É certo que, nas cidades, as pessoas hoje são mais cuidadosas do que há 20 ou 30 anos. Até certa altura, tudo – desde pacotes de castanhas a embalagens de cigarros, desde garrafas a jornais – era atirado para o chão das ruas. E os homens cuspiam para lá com a maior naturalidade. Hoje isso já raramente acontece. E, quando acontece, o desmazelado corre o risco de ouvir uma raspanete. Já vi pessoas serem chamadas à razão por isso. 

Um certo grau de asseio que os peões nas cidades já revelam não é seguido, contudo, pelos automobilistas e respetivos acompanhantes, que continuam a deitar muita coisa dos carros para fora. Em sítios onde os automóveis ficam muito tempo parados em fila, é comum ver-se a valeta carregada de destroços: embalagens de iogurtes, pacotes vazios de batatas fritas, beatas de cigarros, garrafas de sumos diversos, copos de plástico, etc. 

Sempre que me deparo com esse espetáculo lembro-me da célebre reportagem radiofónica em direto onde Sousa Cintra, tentando deitar uma garrafa pela janela do carro, atira-a contra o vidro – ouvindo-se a seguir o ruído inconfundível de vidros partidos.

Mudar os hábitos de um povo inteiro não é fácil. Mas não será exagerado pedir aos responsáveis dos cafés e restaurantes, dos mais modestos aos mais pretensiosos, para manterem nos seus estabelecimentos as casas de banho asseadas. Os clientes agradecem – e eles beneficiam. 

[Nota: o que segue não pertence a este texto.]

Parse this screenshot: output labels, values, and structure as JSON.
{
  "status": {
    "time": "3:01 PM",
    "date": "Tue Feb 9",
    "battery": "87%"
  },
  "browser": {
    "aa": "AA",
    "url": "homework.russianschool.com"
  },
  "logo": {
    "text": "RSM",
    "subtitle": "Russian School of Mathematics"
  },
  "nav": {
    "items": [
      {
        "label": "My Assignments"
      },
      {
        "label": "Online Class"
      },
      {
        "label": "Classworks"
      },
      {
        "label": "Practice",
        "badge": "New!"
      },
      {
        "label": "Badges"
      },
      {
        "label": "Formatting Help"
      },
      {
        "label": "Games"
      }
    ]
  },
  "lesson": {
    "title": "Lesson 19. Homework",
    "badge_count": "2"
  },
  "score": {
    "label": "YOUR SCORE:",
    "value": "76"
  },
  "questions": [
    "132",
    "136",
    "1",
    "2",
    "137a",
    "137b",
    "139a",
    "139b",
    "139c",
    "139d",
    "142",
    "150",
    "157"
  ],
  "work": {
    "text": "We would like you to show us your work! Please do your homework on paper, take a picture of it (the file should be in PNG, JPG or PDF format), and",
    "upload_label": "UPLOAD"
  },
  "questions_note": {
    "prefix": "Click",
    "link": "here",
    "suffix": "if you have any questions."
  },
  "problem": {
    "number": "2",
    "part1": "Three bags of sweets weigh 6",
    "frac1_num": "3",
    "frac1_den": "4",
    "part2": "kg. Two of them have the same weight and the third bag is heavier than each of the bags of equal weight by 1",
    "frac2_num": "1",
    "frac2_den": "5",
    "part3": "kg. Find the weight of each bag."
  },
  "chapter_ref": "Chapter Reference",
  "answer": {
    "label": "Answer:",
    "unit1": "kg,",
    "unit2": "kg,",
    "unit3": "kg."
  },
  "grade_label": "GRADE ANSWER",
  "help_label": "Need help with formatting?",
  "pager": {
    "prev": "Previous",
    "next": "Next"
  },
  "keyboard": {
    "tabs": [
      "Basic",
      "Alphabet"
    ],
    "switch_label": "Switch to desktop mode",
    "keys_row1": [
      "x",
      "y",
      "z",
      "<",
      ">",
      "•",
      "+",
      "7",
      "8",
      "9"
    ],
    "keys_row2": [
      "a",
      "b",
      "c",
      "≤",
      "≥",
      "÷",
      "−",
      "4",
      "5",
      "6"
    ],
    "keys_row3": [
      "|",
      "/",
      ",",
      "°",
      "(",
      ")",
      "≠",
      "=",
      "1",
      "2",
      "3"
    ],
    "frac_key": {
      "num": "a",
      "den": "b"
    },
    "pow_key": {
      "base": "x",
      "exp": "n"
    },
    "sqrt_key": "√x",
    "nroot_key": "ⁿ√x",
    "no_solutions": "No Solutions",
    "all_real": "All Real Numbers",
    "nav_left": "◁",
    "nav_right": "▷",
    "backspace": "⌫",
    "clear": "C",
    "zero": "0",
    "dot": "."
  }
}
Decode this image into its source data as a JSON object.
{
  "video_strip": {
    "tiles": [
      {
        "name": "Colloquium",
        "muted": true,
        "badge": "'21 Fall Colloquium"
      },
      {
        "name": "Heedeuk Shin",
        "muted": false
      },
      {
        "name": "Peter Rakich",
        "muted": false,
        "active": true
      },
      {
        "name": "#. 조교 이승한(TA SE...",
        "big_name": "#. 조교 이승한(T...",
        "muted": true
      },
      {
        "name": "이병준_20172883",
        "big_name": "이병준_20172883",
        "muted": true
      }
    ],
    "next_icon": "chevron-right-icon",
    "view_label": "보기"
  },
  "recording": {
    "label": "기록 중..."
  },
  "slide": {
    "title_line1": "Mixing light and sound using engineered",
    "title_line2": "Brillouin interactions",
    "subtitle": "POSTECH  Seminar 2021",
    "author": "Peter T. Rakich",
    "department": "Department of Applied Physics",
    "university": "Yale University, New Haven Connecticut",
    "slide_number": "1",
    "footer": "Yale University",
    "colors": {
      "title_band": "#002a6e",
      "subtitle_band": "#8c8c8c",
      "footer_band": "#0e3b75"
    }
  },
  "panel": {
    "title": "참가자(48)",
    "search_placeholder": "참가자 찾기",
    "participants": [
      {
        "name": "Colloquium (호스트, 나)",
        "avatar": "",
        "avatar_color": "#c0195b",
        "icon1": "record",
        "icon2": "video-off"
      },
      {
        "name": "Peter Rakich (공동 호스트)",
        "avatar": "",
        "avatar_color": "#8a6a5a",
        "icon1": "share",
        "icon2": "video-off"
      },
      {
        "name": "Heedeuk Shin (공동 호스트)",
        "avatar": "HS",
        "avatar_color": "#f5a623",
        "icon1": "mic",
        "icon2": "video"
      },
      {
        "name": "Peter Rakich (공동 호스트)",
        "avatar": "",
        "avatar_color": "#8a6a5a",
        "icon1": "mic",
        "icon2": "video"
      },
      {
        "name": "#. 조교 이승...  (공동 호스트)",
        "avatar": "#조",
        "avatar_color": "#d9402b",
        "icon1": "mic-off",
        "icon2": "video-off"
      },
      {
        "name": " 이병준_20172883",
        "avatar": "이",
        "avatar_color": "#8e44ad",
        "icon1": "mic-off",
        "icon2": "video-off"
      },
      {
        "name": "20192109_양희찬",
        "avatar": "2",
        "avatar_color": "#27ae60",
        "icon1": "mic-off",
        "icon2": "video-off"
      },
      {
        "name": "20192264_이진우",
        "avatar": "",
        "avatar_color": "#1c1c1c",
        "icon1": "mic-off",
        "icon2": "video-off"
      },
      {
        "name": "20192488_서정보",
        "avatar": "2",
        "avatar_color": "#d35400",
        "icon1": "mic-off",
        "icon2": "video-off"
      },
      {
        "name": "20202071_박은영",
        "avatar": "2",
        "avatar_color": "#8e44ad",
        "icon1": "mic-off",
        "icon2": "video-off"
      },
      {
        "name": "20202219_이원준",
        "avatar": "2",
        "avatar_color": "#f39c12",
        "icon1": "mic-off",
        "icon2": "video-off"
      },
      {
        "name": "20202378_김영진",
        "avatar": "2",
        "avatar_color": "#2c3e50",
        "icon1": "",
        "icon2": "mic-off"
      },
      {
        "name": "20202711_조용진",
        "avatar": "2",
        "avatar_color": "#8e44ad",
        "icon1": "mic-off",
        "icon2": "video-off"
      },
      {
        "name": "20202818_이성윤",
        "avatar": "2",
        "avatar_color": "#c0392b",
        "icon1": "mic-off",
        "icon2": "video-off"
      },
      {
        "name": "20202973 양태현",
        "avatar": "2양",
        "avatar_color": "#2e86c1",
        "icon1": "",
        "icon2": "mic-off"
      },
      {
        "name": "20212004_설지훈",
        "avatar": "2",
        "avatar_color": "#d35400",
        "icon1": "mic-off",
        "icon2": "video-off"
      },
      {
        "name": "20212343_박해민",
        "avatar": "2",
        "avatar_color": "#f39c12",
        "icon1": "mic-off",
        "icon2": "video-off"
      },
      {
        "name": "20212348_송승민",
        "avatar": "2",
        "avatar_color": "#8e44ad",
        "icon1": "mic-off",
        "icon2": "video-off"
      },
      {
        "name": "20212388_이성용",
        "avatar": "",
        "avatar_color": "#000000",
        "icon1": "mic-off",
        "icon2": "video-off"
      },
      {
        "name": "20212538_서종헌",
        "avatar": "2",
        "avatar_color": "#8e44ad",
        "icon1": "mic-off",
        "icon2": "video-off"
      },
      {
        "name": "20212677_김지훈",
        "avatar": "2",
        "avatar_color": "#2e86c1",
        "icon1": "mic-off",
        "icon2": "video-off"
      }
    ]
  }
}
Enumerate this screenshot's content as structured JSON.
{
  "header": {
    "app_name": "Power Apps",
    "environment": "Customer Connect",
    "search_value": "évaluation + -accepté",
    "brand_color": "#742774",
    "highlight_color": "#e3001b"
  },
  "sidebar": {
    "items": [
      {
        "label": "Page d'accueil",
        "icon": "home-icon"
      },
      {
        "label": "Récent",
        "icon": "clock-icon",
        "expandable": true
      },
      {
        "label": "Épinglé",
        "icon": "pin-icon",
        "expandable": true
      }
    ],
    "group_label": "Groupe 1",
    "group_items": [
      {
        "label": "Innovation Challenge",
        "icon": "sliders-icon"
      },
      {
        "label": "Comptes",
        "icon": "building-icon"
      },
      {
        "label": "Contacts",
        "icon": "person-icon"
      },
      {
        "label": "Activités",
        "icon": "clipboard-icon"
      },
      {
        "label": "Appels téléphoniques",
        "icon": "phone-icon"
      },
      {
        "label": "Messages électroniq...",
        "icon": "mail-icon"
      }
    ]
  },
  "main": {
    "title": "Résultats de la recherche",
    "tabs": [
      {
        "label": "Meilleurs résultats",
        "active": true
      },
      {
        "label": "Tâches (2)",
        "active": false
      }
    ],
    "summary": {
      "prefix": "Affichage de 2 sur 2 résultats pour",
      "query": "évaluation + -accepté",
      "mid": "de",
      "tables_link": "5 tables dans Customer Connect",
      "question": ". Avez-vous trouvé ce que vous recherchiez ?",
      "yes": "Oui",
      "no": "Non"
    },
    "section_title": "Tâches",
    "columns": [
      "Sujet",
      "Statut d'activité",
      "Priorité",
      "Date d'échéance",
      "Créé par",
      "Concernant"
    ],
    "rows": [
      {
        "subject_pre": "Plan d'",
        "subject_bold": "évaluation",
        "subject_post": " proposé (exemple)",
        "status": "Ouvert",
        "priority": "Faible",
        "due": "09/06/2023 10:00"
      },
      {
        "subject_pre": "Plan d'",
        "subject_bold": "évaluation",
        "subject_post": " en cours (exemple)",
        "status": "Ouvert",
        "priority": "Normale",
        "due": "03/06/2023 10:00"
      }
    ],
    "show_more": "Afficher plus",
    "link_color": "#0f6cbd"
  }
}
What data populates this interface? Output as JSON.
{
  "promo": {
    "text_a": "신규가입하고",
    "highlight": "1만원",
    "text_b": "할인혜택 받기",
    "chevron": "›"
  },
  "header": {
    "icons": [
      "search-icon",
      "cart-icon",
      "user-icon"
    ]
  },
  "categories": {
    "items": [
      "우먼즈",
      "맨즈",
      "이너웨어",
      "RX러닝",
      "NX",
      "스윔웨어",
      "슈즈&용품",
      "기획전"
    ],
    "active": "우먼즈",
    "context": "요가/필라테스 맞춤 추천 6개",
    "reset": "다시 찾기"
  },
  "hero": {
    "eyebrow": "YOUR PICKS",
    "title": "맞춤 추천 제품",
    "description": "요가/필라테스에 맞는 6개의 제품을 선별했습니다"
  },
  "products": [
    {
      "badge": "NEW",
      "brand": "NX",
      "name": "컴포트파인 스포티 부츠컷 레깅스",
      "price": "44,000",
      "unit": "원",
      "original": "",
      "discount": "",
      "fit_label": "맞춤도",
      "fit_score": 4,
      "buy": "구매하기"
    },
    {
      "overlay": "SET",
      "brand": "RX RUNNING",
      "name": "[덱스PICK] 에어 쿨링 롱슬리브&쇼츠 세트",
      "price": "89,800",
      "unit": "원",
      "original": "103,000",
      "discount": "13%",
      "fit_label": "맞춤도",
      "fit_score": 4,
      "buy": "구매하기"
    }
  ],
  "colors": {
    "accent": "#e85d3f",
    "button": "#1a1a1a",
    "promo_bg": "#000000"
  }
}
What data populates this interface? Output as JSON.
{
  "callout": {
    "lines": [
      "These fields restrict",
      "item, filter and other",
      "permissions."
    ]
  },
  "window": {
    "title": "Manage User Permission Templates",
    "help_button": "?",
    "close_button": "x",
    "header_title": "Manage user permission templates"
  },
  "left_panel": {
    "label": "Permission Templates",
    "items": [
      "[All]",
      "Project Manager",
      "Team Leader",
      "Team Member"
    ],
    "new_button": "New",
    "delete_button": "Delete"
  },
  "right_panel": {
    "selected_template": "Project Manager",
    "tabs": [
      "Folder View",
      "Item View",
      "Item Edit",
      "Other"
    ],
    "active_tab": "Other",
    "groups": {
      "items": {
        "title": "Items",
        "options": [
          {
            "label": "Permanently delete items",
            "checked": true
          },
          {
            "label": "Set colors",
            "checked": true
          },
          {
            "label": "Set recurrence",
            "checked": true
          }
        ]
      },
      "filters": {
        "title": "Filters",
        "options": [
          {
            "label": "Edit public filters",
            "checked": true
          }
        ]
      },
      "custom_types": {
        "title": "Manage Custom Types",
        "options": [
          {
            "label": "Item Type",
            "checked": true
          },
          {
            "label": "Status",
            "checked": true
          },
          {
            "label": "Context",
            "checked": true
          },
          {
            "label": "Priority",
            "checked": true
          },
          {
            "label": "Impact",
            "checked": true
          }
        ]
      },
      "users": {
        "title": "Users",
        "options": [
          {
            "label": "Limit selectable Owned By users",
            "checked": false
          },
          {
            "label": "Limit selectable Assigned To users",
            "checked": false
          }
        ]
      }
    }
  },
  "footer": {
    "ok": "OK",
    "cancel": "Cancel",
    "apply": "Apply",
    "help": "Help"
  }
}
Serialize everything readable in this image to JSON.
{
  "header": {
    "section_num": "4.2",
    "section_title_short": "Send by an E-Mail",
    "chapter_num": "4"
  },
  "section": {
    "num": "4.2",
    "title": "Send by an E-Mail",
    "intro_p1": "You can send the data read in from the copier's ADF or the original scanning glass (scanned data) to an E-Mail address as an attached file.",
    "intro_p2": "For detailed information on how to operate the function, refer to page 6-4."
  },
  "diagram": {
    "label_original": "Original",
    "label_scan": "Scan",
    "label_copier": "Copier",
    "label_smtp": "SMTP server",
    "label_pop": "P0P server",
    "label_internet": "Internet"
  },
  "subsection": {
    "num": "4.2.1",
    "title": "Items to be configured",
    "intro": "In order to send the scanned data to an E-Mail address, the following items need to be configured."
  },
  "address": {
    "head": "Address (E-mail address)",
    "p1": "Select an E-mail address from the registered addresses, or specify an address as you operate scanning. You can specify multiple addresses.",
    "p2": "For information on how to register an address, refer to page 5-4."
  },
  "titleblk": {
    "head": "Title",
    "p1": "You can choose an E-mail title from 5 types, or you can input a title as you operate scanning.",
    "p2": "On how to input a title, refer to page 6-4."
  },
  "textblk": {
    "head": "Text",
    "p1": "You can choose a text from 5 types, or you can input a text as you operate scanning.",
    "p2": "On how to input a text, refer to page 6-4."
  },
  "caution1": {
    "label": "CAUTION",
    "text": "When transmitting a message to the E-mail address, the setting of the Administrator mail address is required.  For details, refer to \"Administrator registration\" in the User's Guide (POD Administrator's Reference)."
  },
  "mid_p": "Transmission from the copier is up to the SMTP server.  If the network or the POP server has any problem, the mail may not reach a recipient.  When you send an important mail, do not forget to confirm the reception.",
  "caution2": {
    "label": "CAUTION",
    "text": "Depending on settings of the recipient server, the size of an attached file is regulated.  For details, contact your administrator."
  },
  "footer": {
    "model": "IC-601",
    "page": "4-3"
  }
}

Porque quem vai a uma casa de banho e encontra o chavascal em que algumas se encontram, dificilmente terá vontade de voltar a esse sítio. 

A imagem de sujidade de um WC acaba por afetar toda a memória com que ficamos de um café, de um restaurante ou de outro lugar público. Mesmo não sendo eu um obcecado pela limpeza, dificilmente esquecerei a situação que atrás descrevi e que suscitou esta crónica.